Durchsichtige Granulat-Tube. Gewicht 4 g. Enthält ca. 80 homöopathische LEPIDOLITE-Granulate 4CH, 8DH
Hinweis: Es ist wichtig, einen Arzt oder Apotheker zu konsultieren, um eine individuelle, auf Ihren speziellen Zustand zugeschnittene Beratung zu erhalten, insbesondere wenn Sie andere Arzneimittel einnehmen oder bereits bestehende Erkrankungen haben. Für detaillierte Informationen zu Wechselwirkungen mit anderen Medikamenten, Nebenwirkungen und weiteren Vorsichtsmaßnahmen wird empfohlen, einen Arzt oder Apotheker zu konsultieren.
Vorsichtsmaßnahmen
Warnhinweis
Enthält Alkohol (Alkoholgehalt: 15).
Bewahren Sie homöopathische Arzneimittel licht-, wärme- und feuchtigkeitsgeschützt sowie fern von Dämpfen und Duftstoffen auf.
Verabreichung homöopathischer Ampullen an Säuglinge und Kinder
Alkoholhaltige Ampullen oder Tropfen sind in 100 ml Wasser (entspricht einem kleinen Glas Wasser) aufzulösen.
Homöopathie und Schwangerschaft
Homöopathische Arzneimittel weisen keine chemische Toxizität, keine Kontraindikationen, keine Wechselwirkungen mit anderen Medikamenten und keine von der eingenommenen Menge abhängigen Nebenwirkungen auf. Schwangere Frauen können sich ohne bekanntes Risiko für sich und ihr ungeborenes Kind behandeln lassen, es ist jedoch ratsam, sich beraten zu lassen.
Anwendungshäufigkeit in der Homöopathie
Bei akuten Beschwerden wird empfohlen, die homöopathischen Mittel stündlich einzunehmen, bis sich die Symptome bessern. Danach sollte man die Einnahme auf 3 bis 4 Mal täglich reduzieren und schließlich schrittweise absetzen.

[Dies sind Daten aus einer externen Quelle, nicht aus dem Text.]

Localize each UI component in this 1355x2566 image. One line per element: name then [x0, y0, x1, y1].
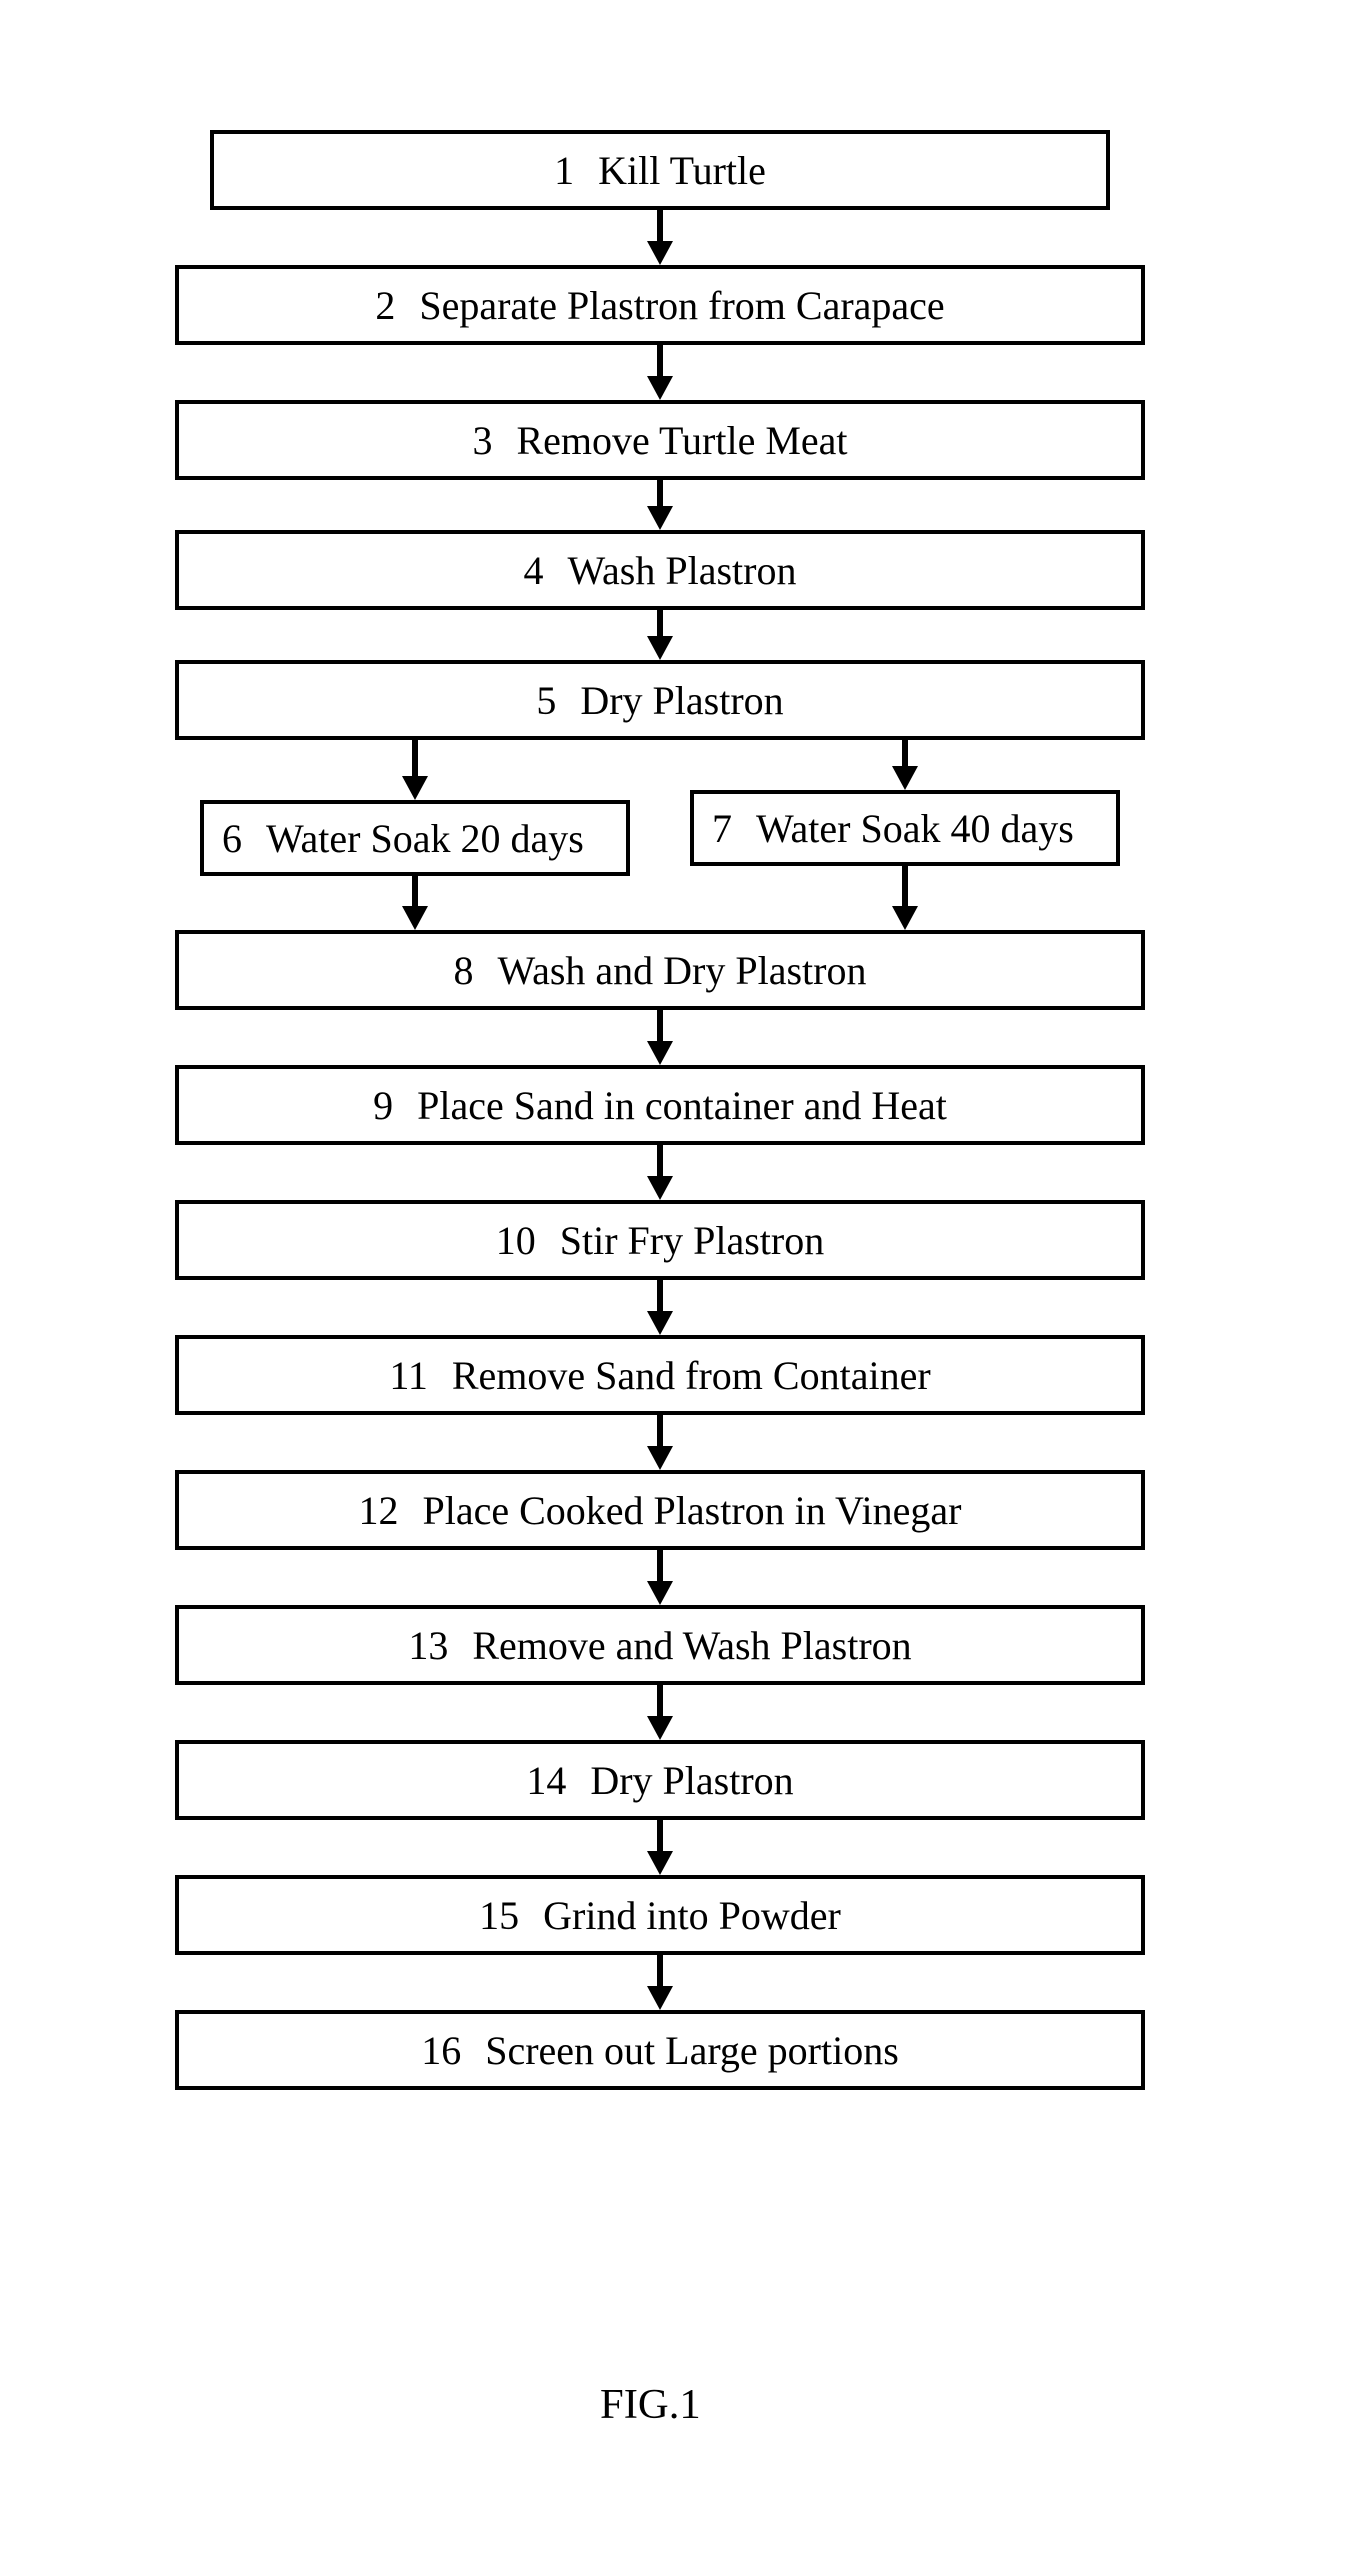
flow-node-n1: 1 Kill Turtle: [210, 130, 1110, 210]
flowchart-container: 1 Kill Turtle 2 Separate Plastron from Cara…: [0, 0, 1355, 2566]
flow-node-label: Wash Plastron: [568, 547, 797, 594]
flow-arrow: [634, 1820, 686, 1875]
flow-arrow: [634, 1415, 686, 1470]
flow-node-number: 8: [454, 947, 474, 994]
flow-node-n11: 11 Remove Sand from Container: [175, 1335, 1145, 1415]
flow-node-label: Place Cooked Plastron in Vinegar: [423, 1487, 962, 1534]
flow-node-label: Wash and Dry Plastron: [498, 947, 867, 994]
flow-arrow: [389, 876, 441, 930]
flow-node-number: 13: [408, 1622, 448, 1669]
figure-caption: FIG.1: [600, 2380, 701, 2429]
flow-node-number: 9: [373, 1082, 393, 1129]
flow-node-label: Water Soak 20 days: [266, 815, 584, 862]
flow-arrow: [634, 345, 686, 400]
flow-node-number: 12: [359, 1487, 399, 1534]
flow-node-number: 1: [554, 147, 574, 194]
flow-node-number: 3: [472, 417, 492, 464]
flow-node-n10: 10 Stir Fry Plastron: [175, 1200, 1145, 1280]
flow-node-label: Screen out Large portions: [485, 2027, 899, 2074]
flow-node-number: 16: [421, 2027, 461, 2074]
flow-node-n14: 14 Dry Plastron: [175, 1740, 1145, 1820]
flow-node-label: Place Sand in container and Heat: [417, 1082, 947, 1129]
flow-node-n16: 16 Screen out Large portions: [175, 2010, 1145, 2090]
flow-arrow: [634, 1685, 686, 1740]
flow-node-label: Remove and Wash Plastron: [472, 1622, 911, 1669]
flow-arrow: [874, 740, 931, 790]
flow-node-number: 2: [375, 282, 395, 329]
flow-node-label: Remove Sand from Container: [452, 1352, 931, 1399]
flow-node-number: 4: [524, 547, 544, 594]
flow-node-number: 15: [479, 1892, 519, 1939]
flow-node-n2: 2 Separate Plastron from Carapace: [175, 265, 1145, 345]
flow-arrow: [634, 1955, 686, 2010]
flow-node-label: Water Soak 40 days: [756, 805, 1074, 852]
flow-node-n6: 6 Water Soak 20 days: [200, 800, 630, 876]
flow-node-number: 6: [222, 815, 242, 862]
flow-node-n13: 13 Remove and Wash Plastron: [175, 1605, 1145, 1685]
flow-node-n5: 5 Dry Plastron: [175, 660, 1145, 740]
flow-node-label: Separate Plastron from Carapace: [419, 282, 944, 329]
flow-node-number: 7: [712, 805, 732, 852]
flow-node-n9: 9 Place Sand in container and Heat: [175, 1065, 1145, 1145]
flow-node-number: 5: [536, 677, 556, 724]
flow-arrow: [389, 740, 446, 800]
flow-node-label: Kill Turtle: [598, 147, 766, 194]
flow-node-number: 10: [496, 1217, 536, 1264]
flow-node-n15: 15 Grind into Powder: [175, 1875, 1145, 1955]
flow-arrow: [634, 210, 686, 265]
flow-node-label: Dry Plastron: [580, 677, 783, 724]
flow-node-label: Dry Plastron: [590, 1757, 793, 1804]
flow-node-label: Grind into Powder: [543, 1892, 841, 1939]
flow-node-label: Remove Turtle Meat: [516, 417, 847, 464]
flow-node-number: 14: [526, 1757, 566, 1804]
flow-arrow: [634, 610, 686, 660]
flow-node-number: 11: [389, 1352, 428, 1399]
flow-arrow: [634, 1280, 686, 1335]
flow-node-n12: 12 Place Cooked Plastron in Vinegar: [175, 1470, 1145, 1550]
flow-arrow: [879, 866, 931, 930]
flow-node-n7: 7 Water Soak 40 days: [690, 790, 1120, 866]
flow-node-n4: 4 Wash Plastron: [175, 530, 1145, 610]
flow-node-n3: 3 Remove Turtle Meat: [175, 400, 1145, 480]
flow-arrow: [634, 1010, 686, 1065]
flow-node-n8: 8 Wash and Dry Plastron: [175, 930, 1145, 1010]
flow-arrow: [634, 1145, 686, 1200]
flow-node-label: Stir Fry Plastron: [560, 1217, 824, 1264]
flow-arrow: [634, 480, 686, 530]
flow-arrow: [634, 1550, 686, 1605]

Bei chronischen Erkrankungen werden Mittel in niedriger Verdünnung (> 9 CH) 1- bis 2-mal täglich eingenommen, Grundmittel 1-mal pro Woche oder sogar 1-mal pro Monat. Diese Entscheidung obliegt dem Homöopathen.

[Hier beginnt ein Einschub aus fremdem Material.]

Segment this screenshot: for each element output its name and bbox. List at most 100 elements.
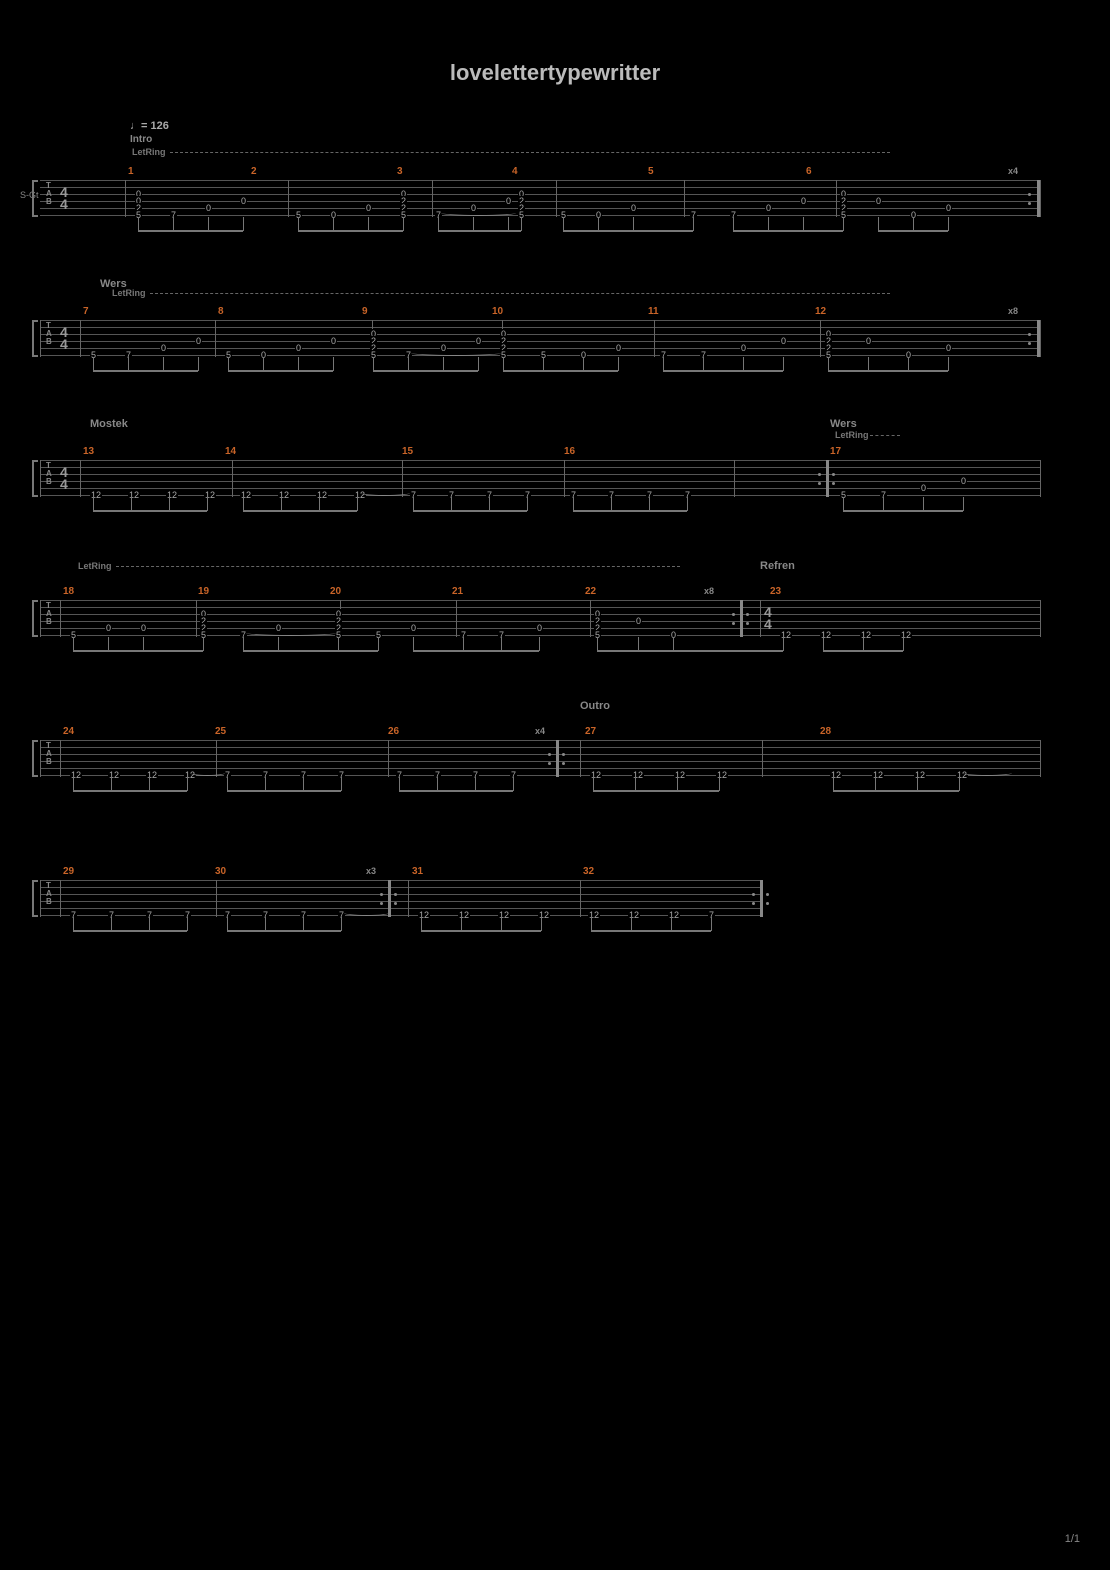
note-stem [583, 357, 584, 371]
tab-staff: TAB441314151617 [40, 460, 1040, 497]
repeat-count: x3 [366, 866, 376, 876]
note-stem [828, 357, 829, 371]
note-stem [923, 497, 924, 511]
bar-number: 15 [402, 446, 413, 457]
page-number: 1/1 [1065, 1533, 1080, 1545]
note-stem [303, 777, 304, 791]
note-stem [408, 357, 409, 371]
note-stem [671, 917, 672, 931]
note-stem [438, 217, 439, 231]
note-stem [618, 357, 619, 371]
tab-staff: TAB44123456x4 [40, 180, 1040, 217]
fret-number: 0 [865, 336, 872, 346]
note-stem [878, 217, 879, 231]
note-stem [73, 777, 74, 791]
tie [441, 210, 516, 216]
repeat-count: x4 [535, 726, 545, 736]
bar-number: 7 [83, 306, 89, 317]
note-stem [917, 777, 918, 791]
bar-number: 5 [648, 166, 654, 177]
section-label: Mostek [90, 418, 128, 430]
bar-number: 3 [397, 166, 403, 177]
note-stem [733, 217, 734, 231]
note-stem [563, 217, 564, 231]
note-stem [143, 637, 144, 651]
beam [663, 370, 783, 372]
bar-number: 23 [770, 586, 781, 597]
note-stem [265, 917, 266, 931]
bar-number: 28 [820, 726, 831, 737]
bar-number: 11 [648, 306, 659, 317]
system-bracket [32, 880, 38, 917]
time-signature: 44 [60, 326, 68, 350]
bar-number: 27 [585, 726, 596, 737]
note-stem [368, 217, 369, 231]
fret-number: 0 [780, 336, 787, 346]
note-stem [341, 917, 342, 931]
fret-number: 12 [278, 490, 290, 500]
note-stem [265, 777, 266, 791]
note-stem [131, 497, 132, 511]
beam [227, 790, 341, 792]
section-label: Outro [580, 700, 610, 712]
bar-number: 12 [815, 306, 826, 317]
fret-number: 12 [90, 490, 102, 500]
system-bracket [32, 600, 38, 637]
note-stem [521, 217, 522, 231]
note-stem [719, 777, 720, 791]
beam [228, 370, 333, 372]
note-stem [591, 917, 592, 931]
note-stem [149, 777, 150, 791]
fret-number: 0 [615, 343, 622, 353]
fret-number: 12 [900, 630, 912, 640]
fret-number: 0 [195, 336, 202, 346]
fret-number: 12 [628, 910, 640, 920]
note-stem [883, 497, 884, 511]
fret-number: 0 [505, 196, 512, 206]
note-stem [341, 777, 342, 791]
bar-number: 30 [215, 866, 226, 877]
fret-number: 12 [128, 490, 140, 500]
fret-number: 12 [498, 910, 510, 920]
note-stem [908, 357, 909, 371]
fret-number: 0 [160, 343, 167, 353]
note-stem [451, 497, 452, 511]
fret-number: 0 [140, 623, 147, 633]
note-stem [421, 917, 422, 931]
note-stem [863, 637, 864, 651]
beam [73, 790, 187, 792]
section-label: Refren [760, 560, 795, 572]
note-stem [73, 917, 74, 931]
note-stem [149, 917, 150, 931]
bar-number: 14 [225, 446, 236, 457]
time-signature: 44 [764, 606, 772, 630]
fret-number: 0 [240, 196, 247, 206]
system-bracket [32, 460, 38, 497]
note-stem [823, 637, 824, 651]
beam [878, 230, 948, 232]
note-stem [959, 777, 960, 791]
let-ring-label: LetRing [78, 561, 112, 571]
fret-number: 0 [365, 203, 372, 213]
note-stem [227, 777, 228, 791]
bar-number: 25 [215, 726, 226, 737]
note-stem [903, 637, 904, 651]
note-stem [281, 497, 282, 511]
note-stem [803, 217, 804, 231]
fret-number: 12 [240, 490, 252, 500]
note-stem [138, 217, 139, 231]
fret-number: 12 [860, 630, 872, 640]
tie [190, 770, 225, 776]
note-stem [501, 917, 502, 931]
beam [823, 650, 903, 652]
tab-clef: TAB [46, 182, 52, 206]
note-stem [403, 217, 404, 231]
fret-number: 0 [295, 343, 302, 353]
beam [593, 790, 719, 792]
note-stem [413, 497, 414, 511]
fret-number: 0 [945, 203, 952, 213]
bar-number: 2 [251, 166, 257, 177]
note-stem [128, 357, 129, 371]
note-stem [539, 637, 540, 651]
bar-number: 18 [63, 586, 74, 597]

Vorgehensweise, wenn innerhalb von 24 Stunden keine Besserung eintritt
Bestimmte Erkrankungen können in der Homöopathie nicht durch einfache Selbstmedikation behandelt werden. Aufgrund ihres Schweregrads ist eine ärztliche Beratung erforderlich, die von einem homöopathisch ausgebildeten Arzt erteilt werden kann. Dieser Arzt wird beurteilen, ob Ihr Zustand allein durch Homöopathie behandelt werden kann oder ob Ihre Behandlung durch allopathische Mittel ergänzt werden muss.